Tuesday, May 7, 2013

Of Monsters and Men would like to invite you to the Polk party, the party with the Polk

Apparently, HBO was auctioning off its wardrobe for "Carnivàle."

I’ve tried to not be a hater. Having kids who love pop radio will do that – you find yourself digging stuff like BOB and Taylor Swift and Neon Trees when you probably would have pooped all over it as a snobbish college newspaper music reviewer.
But sometimes the old venom, that evil juice that once made me rage over Dave Matthews, starts to boil up again. Like when Mumford & Sons played “Saturday Night Live” last year. It’s not horrid, but it’s sneaky and subversive. Yes, these heart-throb Brits play instruments that you don’t typically find on a Billboard hit. But the writing is still typical Billboard fare, albeit weaker than some of the best stuff. Don’t try and sell me bluegrass or even New Grass when it’s really just Katy Perry dressed in old-timey clothes and played with banjos and fiddles instead of heavy synths and guitars.

This old-timey thing is definitely a trend. The next big shit to come out of nowhere was The Lumineers (not the Luminaries), a band of weird looking folk dressed, yet again, like it was the 1840s. Only this time the underlying pop element was replaced with some faux indie-emo thing, complete with yelps designed to sound like a railroad song or “O Brother Where Art Thou?”, only it ends up sounding like a small dog with rabies.

Fact: President James Polk died of diarrhea.
The website Funny Or Die was all over this just last month in a pretty funny "Which Is The Better Band" feature.

Which leads us to Of Monsters and Men which, besides having an insanely bad and pretentious name, represent the worst of the bunch because they unabashedly rip off both in terms of look, feel and sound, complete with the very same clothes from when Polk was president and the very same yelping deployed by the Lumineers.

Please, some one tell me the difference between THIS and THIS.

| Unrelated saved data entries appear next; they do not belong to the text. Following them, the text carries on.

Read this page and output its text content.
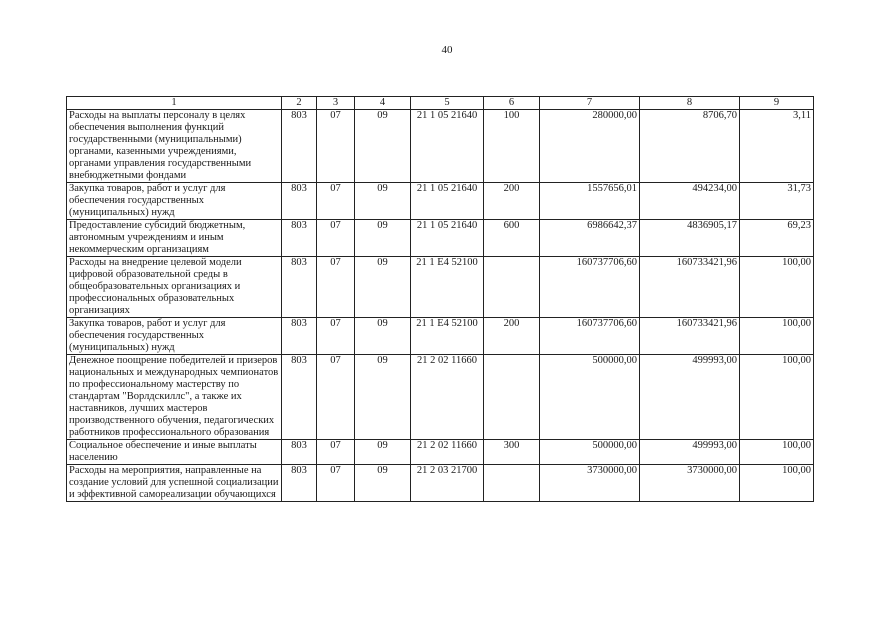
40
1	2	3	4	5	6	7	8	9
Расходы на выплаты персоналу в целях обеспечения выполнения функций государственными (муниципальными) органами, казенными учреждениями, органами управления государственными внебюджетными фондами	803	07	09	21 1 05 21640	100	280000,00	8706,70	3,11
Закупка товаров, работ и услуг для обеспечения государственных (муниципальных) нужд	803	07	09	21 1 05 21640	200	1557656,01	494234,00	31,73
Предоставление субсидий бюджетным, автономным учреждениям и иным некоммерческим организациям	803	07	09	21 1 05 21640	600	6986642,37	4836905,17	69,23
Расходы на внедрение целевой модели цифровой образовательной среды в общеобразовательных организациях и профессиональных образовательных организациях	803	07	09	21 1 E4 52100		160737706,60	160733421,96	100,00
Закупка товаров, работ и услуг для обеспечения государственных (муниципальных) нужд	803	07	09	21 1 E4 52100	200	160737706,60	160733421,96	100,00
Денежное поощрение победителей и призеров национальных и международных чемпионатов по профессиональному мастерству по стандартам "Ворлдскиллс", а также их наставников, лучших мастеров производственного обучения, педагогических работников профессионального образования	803	07	09	21 2 02 11660		500000,00	499993,00	100,00
Социальное обеспечение и иные выплаты населению	803	07	09	21 2 02 11660	300	500000,00	499993,00	100,00
Расходы на мероприятия, направленные на создание условий для успешной социализации и эффективной самореализации обучающихся	803	07	09	21 2 03 21700		3730000,00	3730000,00	100,00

Again, it’s not that any of the three suck on ice. They all play well, sing well and form a tight unit in a live setting. It’s the obvious factory-like ways of the music industry that’s so annoying. Did the suits encourage Of Monsters and Men to go shopping at a retro mid-1800s store? Where would you even find such a store? What about the hey-ho yelping? There’s no way that’s a coincidence.

Of Monsters and Men will be at Philadelphia’s Festival Pier at Penn’s Landing on June 8. But it might end up being Lumineers or Mumford & Sons. Who will even know the difference?